Iosif makes quick work of the hammering. Iosif does everything in short, sharp bursts. He’s small but incredibly compact. His father has said he’ll make a good boxer someday, and Artyom doesn’t doubt this, the way Iosif darts about. Even in school, when they have writing exercises to do, Iosif can’t help but look about him, can’t help but jitter his legs and elbows.

When he’s finished, they sit and stare across the fields. Near the grain silo, there are two tractors tilling the soil. Both of them know how to drive a tractor, but the kolkhoz manager won’t let them do any of the machine work. They only get the dull jobs, like feeding the pigs and milking the cattle. They’ve pleaded with him enough times, but he always says, “And what if something happens, what then, you break a tractor, what then?”

“I wonder what this all looks like from a helicopter,” Artyom says.

“I don’t know.”

Iosif doesn’t like to wonder. He likes to deal only with things that are in front of him. Artyom can see him scanning already, looking for something else to do, now that their Sunday routine has been interrupted.

“We can probably go on the bike when they get back.”

Artyom lights up. Of course they can. How could he have forgotten?

“We can go places now.”

“I know.”

“We can ride to Pripyat, maybe even to Polesskoye.”

“We can ride to Minsk.”

They’ve never been to Minsk. But they’ve heard stories from their classmates.

“What about diesel?”

“We’ll get some from the tank near the tractor shed. We won’t need much. They won’t miss it.”

Artyom nods. “Of course.”

Iosif always knows where to get the things they need. He takes a handful of nails from his pocket and hands half the pile to Artyom and points to an empty paint tin near the gate and throws a nail at it.
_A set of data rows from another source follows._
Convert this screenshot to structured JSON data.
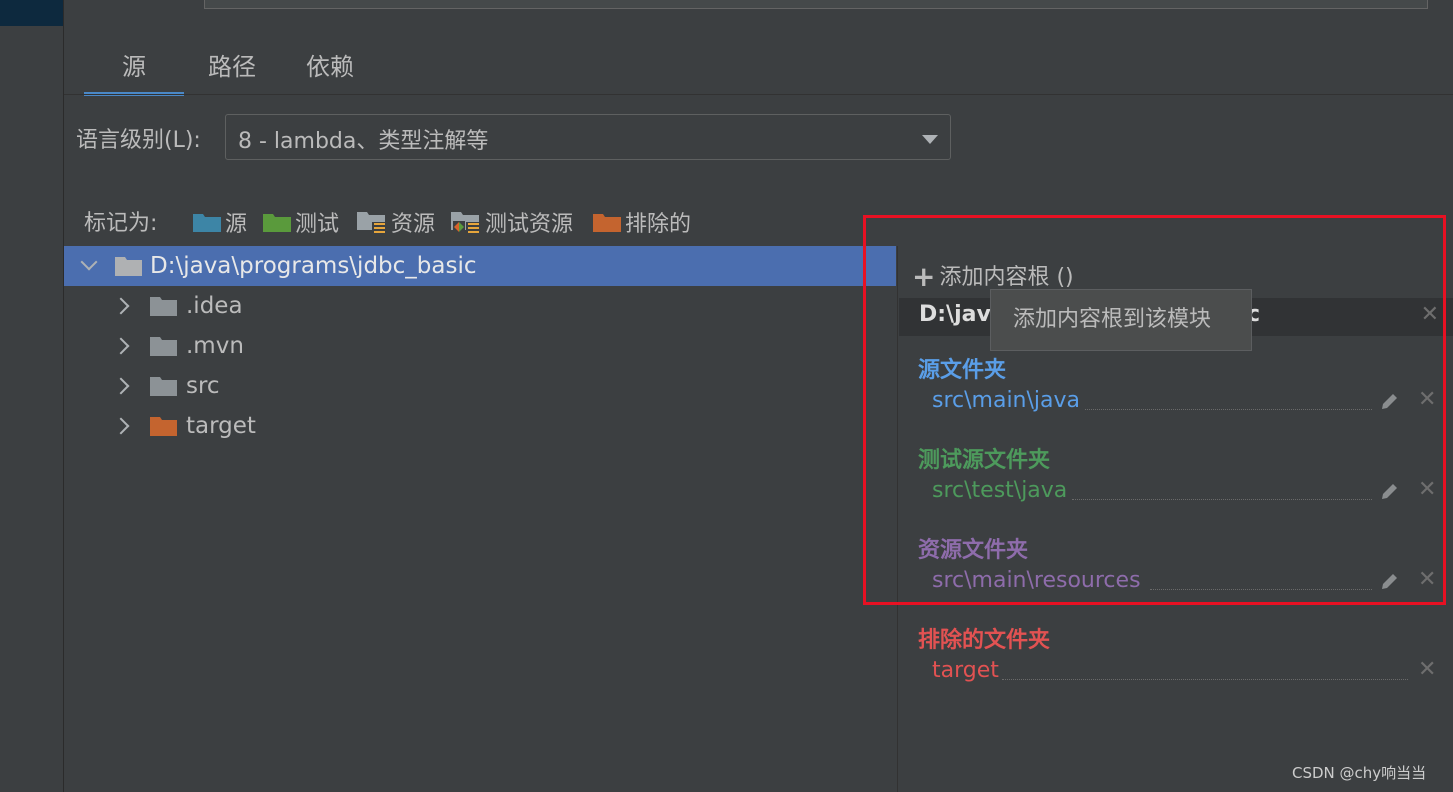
{
  "tabs": [
    {
      "label": "源",
      "active": true
    },
    {
      "label": "路径",
      "active": false
    },
    {
      "label": "依赖",
      "active": false
    }
  ],
  "language_level": {
    "label": "语言级别(L):",
    "value": "8 - lambda、类型注解等"
  },
  "mark_as": {
    "label": "标记为:",
    "items": [
      {
        "label": "源",
        "color": "#3d85a6"
      },
      {
        "label": "测试",
        "color": "#5a9a3c"
      },
      {
        "label": "资源",
        "color": "#9aa2a7"
      },
      {
        "label": "测试资源",
        "color": "#9aa2a7"
      },
      {
        "label": "排除的",
        "color": "#c4642f"
      }
    ]
  },
  "tree": {
    "root": {
      "label": "D:\\java\\programs\\jdbc_basic",
      "expanded": true,
      "selected": true
    },
    "children": [
      {
        "label": ".idea",
        "icon": "folder-icon"
      },
      {
        "label": ".mvn",
        "icon": "folder-icon"
      },
      {
        "label": "src",
        "icon": "folder-icon"
      },
      {
        "label": "target",
        "icon": "excluded-folder-icon"
      }
    ]
  },
  "content_root": {
    "add_label": "添加内容根 ()",
    "header_start": "D:\\jav",
    "header_end": "c",
    "tooltip": "添加内容根到该模块",
    "sections": [
      {
        "title": "源文件夹",
        "path": "src\\main\\java",
        "color": "#5a9ee8",
        "editable": true
      },
      {
        "title": "测试源文件夹",
        "path": "src\\test\\java",
        "color": "#4d9a5c",
        "editable": true
      },
      {
        "title": "资源文件夹",
        "path": "src\\main\\resources",
        "color": "#8e6cab",
        "editable": true
      },
      {
        "title": "排除的文件夹",
        "path": "target",
        "color": "#e25252",
        "editable": false
      }
    ]
  },
  "watermark": "CSDN @chy响当当"
}
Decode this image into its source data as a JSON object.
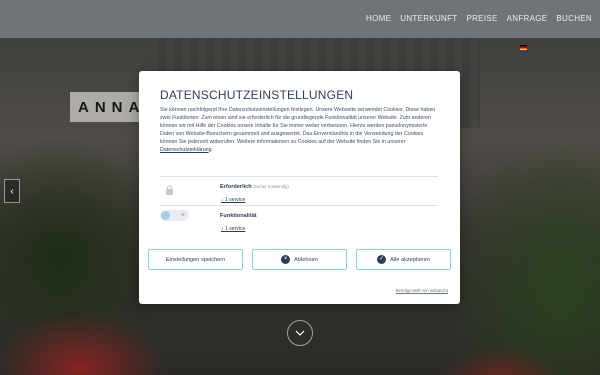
{
  "nav": {
    "items": [
      "HOME",
      "UNTERKUNFT",
      "PREISE",
      "ANFRAGE",
      "BUCHEN"
    ]
  },
  "hero": {
    "banner_text": "ANNA"
  },
  "consent": {
    "title": "DATENSCHUTZEINSTELLUNGEN",
    "body": "Sie können nachfolgend Ihre Datenschutzeinstellungen festlegen. Unsere Webseite verwendet Cookies. Diese haben zwei Funktionen: Zum einen sind sie erforderlich für die grundlegende Funktionalität unserer Website. Zum anderen können wir mit Hilfe der Cookies unsere Inhalte für Sie immer weiter verbessern. Hierzu werden pseudonymisierte Daten von Website-Besuchern gesammelt und ausgewertet. Das Einverständnis in die Verwendung der Cookies können Sie jederzeit widerrufen. Weitere Informationen zu Cookies auf der Website finden Sie in unserer",
    "privacy_link": "Datenschutzerklärung",
    "privacy_link_suffix": ".",
    "categories": [
      {
        "name": "Erforderlich",
        "note": "(immer notwendig)",
        "services": "↓ 1 service",
        "icon": "lock-icon"
      },
      {
        "name": "Funktionalität",
        "note": "",
        "services": "↓ 1 service",
        "icon": "toggle-off"
      }
    ],
    "buttons": {
      "save": "Einstellungen speichern",
      "decline": "Ablehnen",
      "accept_all": "Alle akzeptieren"
    },
    "powered_by": "Bereitgestellt von webaccht"
  },
  "colors": {
    "nav_bg": "#6f7478",
    "accent_border": "#8ed2dc",
    "primary_text": "#2c3e57"
  }
}
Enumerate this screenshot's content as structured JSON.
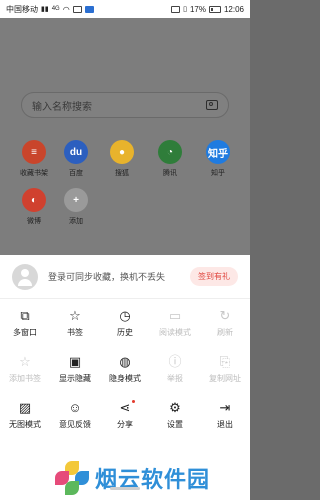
{
  "status": {
    "carrier": "中国移动",
    "signal_text": "4G",
    "battery": "17%",
    "time": "12:06",
    "icons": [
      "signal-icon",
      "wifi-icon",
      "message-icon",
      "notification-icon",
      "hd-icon",
      "vibrate-icon",
      "battery-icon"
    ]
  },
  "search": {
    "placeholder": "输入名称搜索"
  },
  "shortcuts": [
    {
      "label": "收藏书架",
      "glyph": "≡",
      "color": "#c9452b"
    },
    {
      "label": "百度",
      "glyph": "du",
      "color": "#2c5fbf"
    },
    {
      "label": "搜狐",
      "glyph": "●",
      "color": "#e8b32c"
    },
    {
      "label": "腾讯",
      "glyph": "◔",
      "color": "#2f7d3a"
    },
    {
      "label": "知乎",
      "glyph": "知乎",
      "color": "#1f7be0"
    },
    {
      "label": "微博",
      "glyph": "◐",
      "color": "#d0412f"
    },
    {
      "label": "添加",
      "glyph": "+",
      "color": "#9a9a9a"
    }
  ],
  "login": {
    "text": "登录可同步收藏，换机不丢失",
    "button": "签到有礼"
  },
  "menu": [
    {
      "label": "多窗口",
      "glyph": "⧉",
      "icon": "multi-window-icon",
      "enabled": true
    },
    {
      "label": "书签",
      "glyph": "☆",
      "icon": "bookmark-icon",
      "enabled": true
    },
    {
      "label": "历史",
      "glyph": "◷",
      "icon": "history-icon",
      "enabled": true
    },
    {
      "label": "阅读模式",
      "glyph": "▭",
      "icon": "reading-mode-icon",
      "enabled": false
    },
    {
      "label": "刷新",
      "glyph": "↻",
      "icon": "refresh-icon",
      "enabled": false
    },
    {
      "label": "添加书签",
      "glyph": "☆",
      "icon": "add-bookmark-icon",
      "enabled": false
    },
    {
      "label": "显示隐藏",
      "glyph": "▣",
      "icon": "show-hidden-icon",
      "enabled": true
    },
    {
      "label": "隐身模式",
      "glyph": "◍",
      "icon": "incognito-icon",
      "enabled": true
    },
    {
      "label": "举报",
      "glyph": "ⓘ",
      "icon": "report-icon",
      "enabled": false
    },
    {
      "label": "复制网址",
      "glyph": "⎘",
      "icon": "copy-url-icon",
      "enabled": false
    },
    {
      "label": "无图模式",
      "glyph": "▨",
      "icon": "no-image-icon",
      "enabled": true
    },
    {
      "label": "意见反馈",
      "glyph": "☺",
      "icon": "feedback-icon",
      "enabled": true
    },
    {
      "label": "分享",
      "glyph": "⋖",
      "icon": "share-icon",
      "enabled": true
    },
    {
      "label": "设置",
      "glyph": "⚙",
      "icon": "settings-icon",
      "enabled": true
    },
    {
      "label": "退出",
      "glyph": "⇥",
      "icon": "exit-icon",
      "enabled": true
    }
  ],
  "watermark": {
    "text": "烟云软件园"
  }
}
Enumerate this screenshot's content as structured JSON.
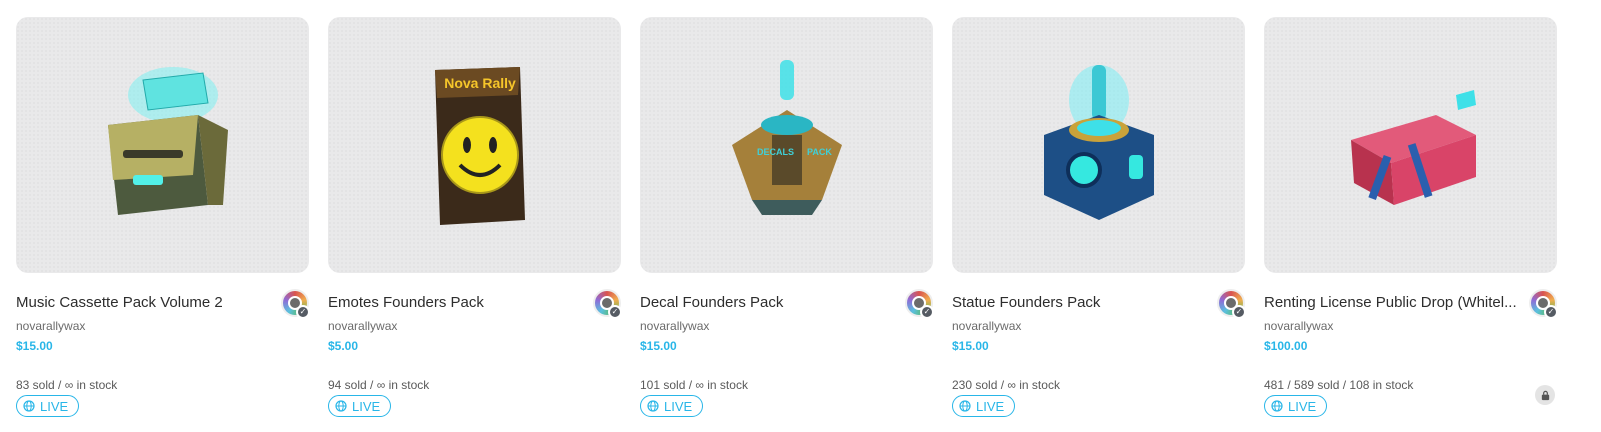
{
  "colors": {
    "accent": "#29b6e8",
    "thumb_bg": "#e9e9ea"
  },
  "cards": [
    {
      "title": "Music Cassette Pack Volume 2",
      "creator": "novarallywax",
      "price": "$15.00",
      "stock": "83 sold / ∞ in stock",
      "status": "LIVE",
      "image": "cassette-pack-image"
    },
    {
      "title": "Emotes Founders Pack",
      "creator": "novarallywax",
      "price": "$5.00",
      "stock": "94 sold / ∞ in stock",
      "status": "LIVE",
      "image": "emotes-pack-image"
    },
    {
      "title": "Decal Founders Pack",
      "creator": "novarallywax",
      "price": "$15.00",
      "stock": "101 sold / ∞ in stock",
      "status": "LIVE",
      "image": "decal-pack-image"
    },
    {
      "title": "Statue Founders Pack",
      "creator": "novarallywax",
      "price": "$15.00",
      "stock": "230 sold / ∞ in stock",
      "status": "LIVE",
      "image": "statue-pack-image"
    },
    {
      "title": "Renting License Public Drop (Whitel...",
      "creator": "novarallywax",
      "price": "$100.00",
      "stock": "481 / 589 sold / 108 in stock",
      "status": "LIVE",
      "image": "renting-license-image",
      "locked": true
    }
  ]
}
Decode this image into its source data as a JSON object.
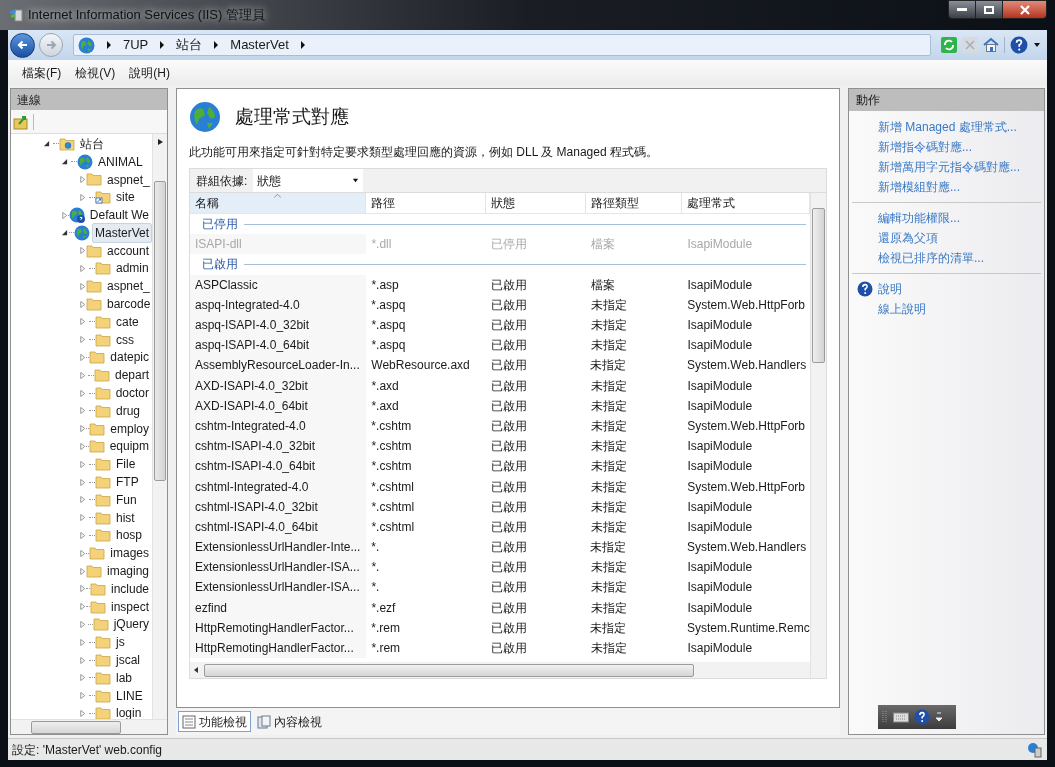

They’re always throwing things at other things. The bucket is too small and the angle of the opening too narrow for them to have any real hope, but they like the challenge anyway.

“First one to land it gets first ride.”

“Deal.”

They fall into a rhythm, unspeaking, Iosif biting his tongue as he throws, and Artyom thinks again about what they look like from above. Two boys sitting on a weathered, green tin roof. He thinks that from up there everything must be broken into flat shapes. Great, square fields. Narrow, thin roads. The circular top of their grain silo. He wonders what the soldiers think of them. They must think these boys have nothing to do, they must think it’s so far from any action. But Artyom and Iosif can throw nails at cans. They can make forts in trees. And now they can ride their motorbike through fields, hear it hum over muddy lanes.